There have been two huge victories for workers’ rights over the past week. And yet the left is schtum. No champagne corks are popping. No raised fist emojis have appeared on lefty social media. I bet no Labour-backing luvvie has plans to make a tear-jerking movie about this stirring triumph for working people.
No Labour-backing luvvie plans to make a tear-jerking movie about this stirring triumph for working people
We all know why. It’s because the victors are women, and more importantly they’re women who demanded that most scandalous right – the right to their own spaces, the right to undress away from men. The left is saying nowt – and in fact is probably seething – because it hates nothing more than an uppity broad who says sex is real and women matter.
The first big win was for the Darlington nurses. These are the eight nurses who bravely challenged the County Durham and Darlington NHS Foundation Trust for making them share a changing area with a male who identifies as a woman. It is an appalling assault on our privacy and dignity to make us share an intimate space with a man, the nurses argued. And they won.
A tribunal ruled that the NHS Trust had ‘unlawfully harassed’ the nurses by making them share a changing room with a ‘biological male trans woman’. It also found that the nurses’ complaints were not taken seriously. It’s the 21st century and women are being haughtily dismissed by the boss class, just for wanting that most basic right to change into their work clothes in a fella-free zone.
It gets worse: not only is much of the left cravenly quiet about the nurses’ valiant strike for reason and freedom in the workplace – some openly opposed the nurses. Alarmingly, Unison, the public-sector union, sided with the biological male over the dignity-seeking nurses. One Unison bigwig dismissed the nurses’ concerns as ‘anti-trans bigotry’.
Imagine going back to the 1980s, or even the 2000s, and telling people that in the future a trade union would actively seek to undermine the workplace rights of women. That it would slam nurses – nurses! – as ‘bigots’ because they would rather not undress in the presence of men. People would have called you a loon. Yet here we are.
Unison’s breezy dismissal of the nurses’ plea for fairness was an outrage. It was an act of treason against the working class. Unions were founded to expand the dignity of working people, not sacrifice it at the altar of ideology. After the tribunal’s ruling, Unison said it stands by its ‘trans, non-binary and gender diverse members’. Strip away all the PC gobbledygook and what Unison is really saying is that the right of men to waltz into women’s changing areas matters more than the right of women to enjoy privacy in the workplace.
Unison’s flagrant betrayal of eight hard-working women speaks to the corrupting influence of identity politics. The bourgeois mania of genderfluidity and other post-truth doctrines have driven our institutions mad. Consider the other recent victory – that of Jennifer Melle, a nurse from Croydon.
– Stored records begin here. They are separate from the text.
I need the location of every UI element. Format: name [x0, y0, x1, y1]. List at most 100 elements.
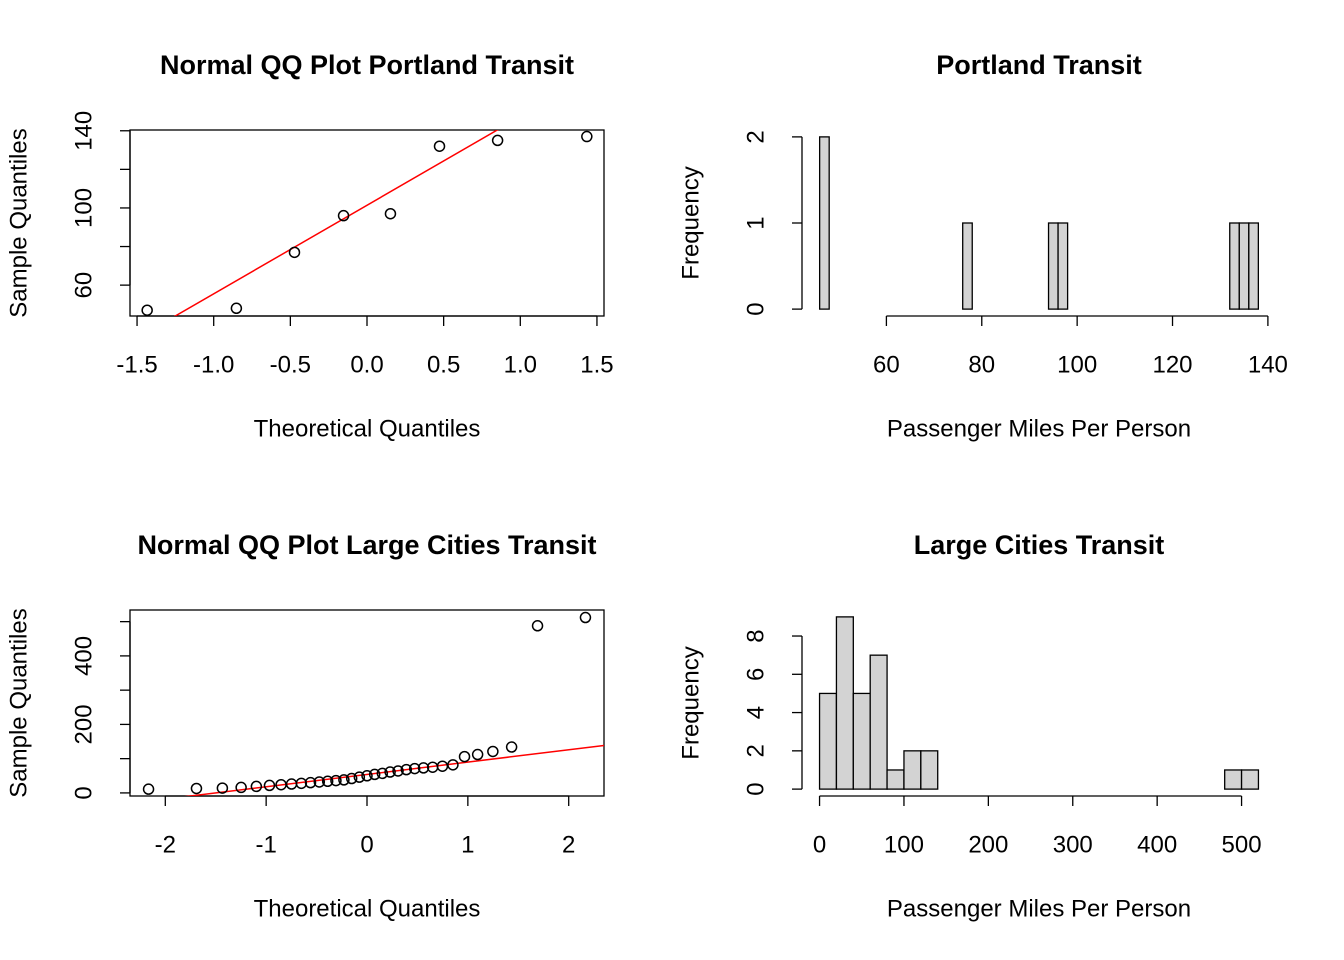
y-tick-label: 8 — [742, 629, 769, 642]
y-tick-label: 140 — [70, 111, 97, 151]
bar — [852, 692, 871, 790]
point — [353, 771, 366, 783]
y-tick-label: 6 — [742, 668, 769, 681]
panel: Normal QQ Plot Portland Transit Theoretic… — [5, 50, 613, 442]
x-tick-label: 200 — [968, 831, 1008, 858]
point — [579, 611, 592, 624]
point — [458, 750, 471, 763]
bar — [1229, 222, 1240, 310]
x-tick-label: 140 — [1248, 351, 1288, 378]
bar — [920, 750, 939, 790]
point — [235, 781, 247, 794]
y-tick-label: 0 — [742, 782, 769, 795]
x-tick-label: 0 — [360, 831, 373, 858]
y-axis-label: Sample Quantiles — [5, 128, 32, 317]
x-tick-label: 1.0 — [504, 351, 537, 378]
point — [321, 775, 334, 788]
point — [304, 776, 317, 789]
point — [384, 207, 397, 220]
point — [368, 768, 381, 781]
point — [471, 748, 484, 761]
point — [433, 140, 446, 152]
chart-title: Portland Transit — [936, 50, 1142, 80]
point — [581, 130, 593, 143]
chart-title: Large Cities Transit — [914, 530, 1165, 560]
point — [330, 774, 342, 787]
y-tick-label: 0 — [70, 786, 97, 799]
x-tick-label: 0 — [813, 831, 826, 858]
point — [337, 209, 350, 222]
point — [491, 134, 504, 147]
y-tick-label: 400 — [70, 636, 97, 676]
reference-line — [173, 130, 499, 316]
x-tick-label: 0.5 — [427, 351, 460, 378]
point — [190, 782, 203, 795]
reference-line — [184, 744, 604, 796]
y-tick-label: 2 — [742, 130, 769, 143]
bar — [818, 692, 838, 790]
point — [376, 767, 389, 780]
chart-title: Normal QQ Plot Large Cities Transit — [137, 530, 596, 560]
point — [417, 762, 430, 774]
y-tick-label: 1 — [742, 216, 769, 229]
plot-box — [129, 609, 605, 797]
x-tick-label: -2 — [155, 831, 176, 858]
x-tick-label: -1.5 — [116, 351, 157, 378]
x-axis-label: Theoretical Quantiles — [254, 415, 481, 442]
point — [338, 774, 350, 786]
point — [531, 620, 544, 632]
point — [400, 763, 413, 776]
point — [295, 777, 308, 790]
y-axis-label: Frequency — [677, 646, 704, 759]
bar — [1238, 222, 1250, 310]
x-axis-label: Passenger Miles Per Person — [887, 415, 1191, 442]
x-axis-label: Theoretical Quantiles — [254, 895, 481, 922]
y-tick-label: 4 — [742, 706, 769, 719]
x-tick-label: 0.0 — [350, 351, 383, 378]
bar — [1240, 769, 1260, 790]
x-tick-label: 100 — [1057, 351, 1097, 378]
panel: Portland Transit Passenger Miles Per Pers… — [677, 50, 1288, 442]
point — [263, 779, 276, 792]
x-tick-label: 500 — [1222, 831, 1262, 858]
chart-title: Normal QQ Plot Portland Transit — [160, 50, 574, 80]
bar — [869, 654, 888, 790]
x-tick-label: 1 — [461, 831, 474, 858]
bar — [1248, 222, 1260, 310]
bar — [903, 750, 922, 790]
x-tick-label: -0.5 — [270, 351, 311, 378]
plot-box — [129, 129, 605, 317]
bar — [818, 136, 830, 310]
x-tick-label: 300 — [1053, 831, 1093, 858]
point — [141, 304, 153, 316]
point — [447, 759, 459, 771]
x-tick-label: 400 — [1137, 831, 1177, 858]
point — [142, 783, 155, 795]
point — [288, 246, 301, 259]
panel: Normal QQ Plot Large Cities Transit Theor… — [5, 530, 605, 922]
point — [345, 772, 358, 785]
point — [392, 765, 404, 777]
y-tick-label: 100 — [70, 188, 97, 228]
x-axis-label: Passenger Miles Per Person — [887, 895, 1191, 922]
y-tick-label: 60 — [70, 272, 97, 299]
point — [230, 302, 243, 315]
point — [408, 762, 421, 775]
x-tick-label: 60 — [873, 351, 900, 378]
point — [313, 776, 326, 788]
x-tick-label: 1.5 — [580, 351, 613, 378]
y-tick-label: 0 — [742, 302, 769, 315]
bar — [886, 769, 905, 790]
point — [216, 782, 229, 794]
bar — [1224, 769, 1243, 790]
x-tick-label: 80 — [968, 351, 995, 378]
x-tick-label: 2 — [562, 831, 575, 858]
point — [361, 770, 373, 782]
bar — [1047, 222, 1059, 310]
point — [250, 780, 263, 793]
x-tick-label: -1.0 — [193, 351, 234, 378]
x-tick-label: 120 — [1152, 351, 1192, 378]
x-tick-label: -1 — [255, 831, 276, 858]
y-tick-label: 200 — [70, 704, 97, 744]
Even the most stinging satirist of the follies of our time could not have invented a story like Ms Melle’s. She was caring for a high-security prisoner, a convicted paedophile, who identifies as a woman. And she referred to him as ‘Mr’. Sounds polite to me, but to NHS management it was an intolerable act of ‘misgendering’. Melle was given a written warning.
She referred to him as ‘Mr’. Sounds polite to me, but to NHS management it was an intolerable act of ‘misgendering’
So this is where we are: the feelings of a paedo matter more than the rights of a nurse. His desire to be referred to as ‘she’ outweighs Ms Melle’s right to act according to her conscience (and reality). The truth is Ms Melle was the victim here – the patient is said to have responded to her ‘misgendering’ with racist abuse (Melle is black). And yet, in a searing testament to the Kafkaesque lunacy of our times, it’s Melle who was punished.
This week, the disciplinary action against her was dropped. A black nurse who had an unblemished record during her 12 years of hard graft at the Epsom and St Helier NHS Trust is vindicated following a mad battle with her bosses over the hurt feelings of a male convict, and yet still the left refuses to crack a smile. According to the warped logic of their beloved gender ideology, the bad guy is the nurse who spoke the truth.
We don’t talk enough about the classism that fuels trans and other faddish beliefs. Plummy students and the managerial elites might accrue ever-more virtue points through embracing the gender ideology. But for working-class women, that ideology has been a disaster. It has unravelled rights they fought hard for, prime among them the right of women at work to have a private space where they might dress, wash and attend to their needs away from men.
We had Made in Dagenham, the hit film about female machinists’ fight for equal pay. How about Made in Darlington next – a film about eight nurses who struck a brilliant blow for biological reality, common sense, women’s rights and workers’ dignity? I’d watch it.